Tradition and openness
These two words aptly illustrate the life and ambitions of our congregation, which has German roots and was established more than 450 years ago. According to these two pillars, today we would like to build upon the foundation brought forth by Jesus and rediscovered by the Lutheran Reformation with the help of the Holy Ghost.
We would like to become an open and accepting community, where families who have lived in Kőszeg for generations, and people coming from elsewhere, may all find a home. We believe that God uses us all to build His kingdom.
The location of our buildings in Kőszeg reveals a stormy past, as the term "the Lutheran island of Kőszeg" – the INSULA LUTHERANA – describes the times of forced isolation, but at the same time suggests a heartfelt wish to show the way to God and to open the gates. Instances of keeping worthy traditions and of being open to new ideas can be observed in the life of the congregation today. We are happy to take an active part in furthering the ecumenical life of the town, and we cultivate a good relationship with our other Christian brethren.
We look forward to welcoming you at our church services, and other events, when you visit our beautiful town often referred to as the "jewellery box of the country".
Pastors Erzsébet B. Rohn and
Our church, which is a listed building, was built in 1783 in an enclosed space without a spire or a bell in Zopf style in accordance with the Patent of Toleration issued by Joseph II. Our Lutheran ancestors built their church with great haste and diligence after 110 years of prosecution and religious deprivation. The ceremonial laying of the foundation stone took place on 25 July 1783 and the church was consecrated in the same year on the first Sunday in Advent. In the year the church was built the population of the town was 5,080 of which 1,533 (30%) were Lutheran.

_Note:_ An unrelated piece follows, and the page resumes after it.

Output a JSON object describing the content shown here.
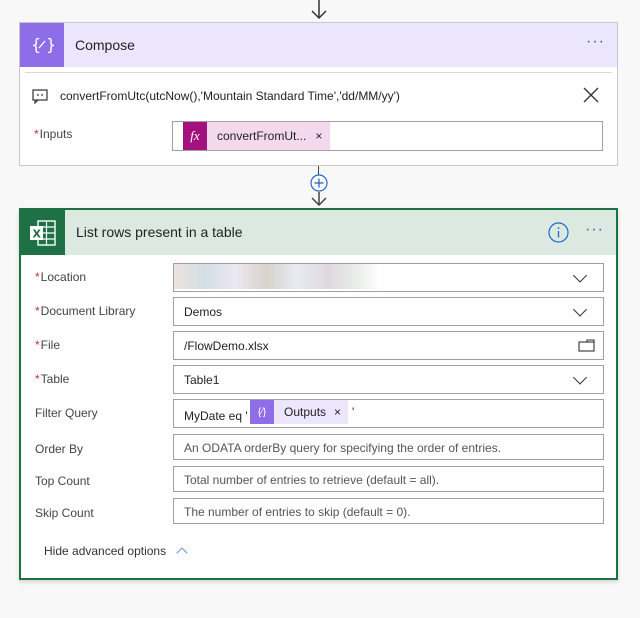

The wooden pulpit and altar were carved by an unknown master sculptor from Szombathely and erected in 1784. The structure and the surface of the pulpit suggest that it was probably made earlier than the late baroque altar with its mellow form. There is a statue on either side of the altar depicting the Old and the New Testament. Moses holding the two stone tablets with the Ten Commandments stands on the right, while Jesus is on the left holding the globus cruciger which symbolizes his power. Both sculptures are typical examples of baroque art. The baroque oil altarpiece from the 18th century depicts the Last Supper. The wrought iron pieces in our church are also noteworthy.
The organ was originally built in 1784 by János Jakab Jetter, a master craftsman from Kőszeg. When remodelled, the organ was equipped with 14 stops and two divisions and is now suitable for performing more complex compositions.
The building was last renovated in 2010 when the church and its gardens were flooded by a deluge of water rushing down from the mountains.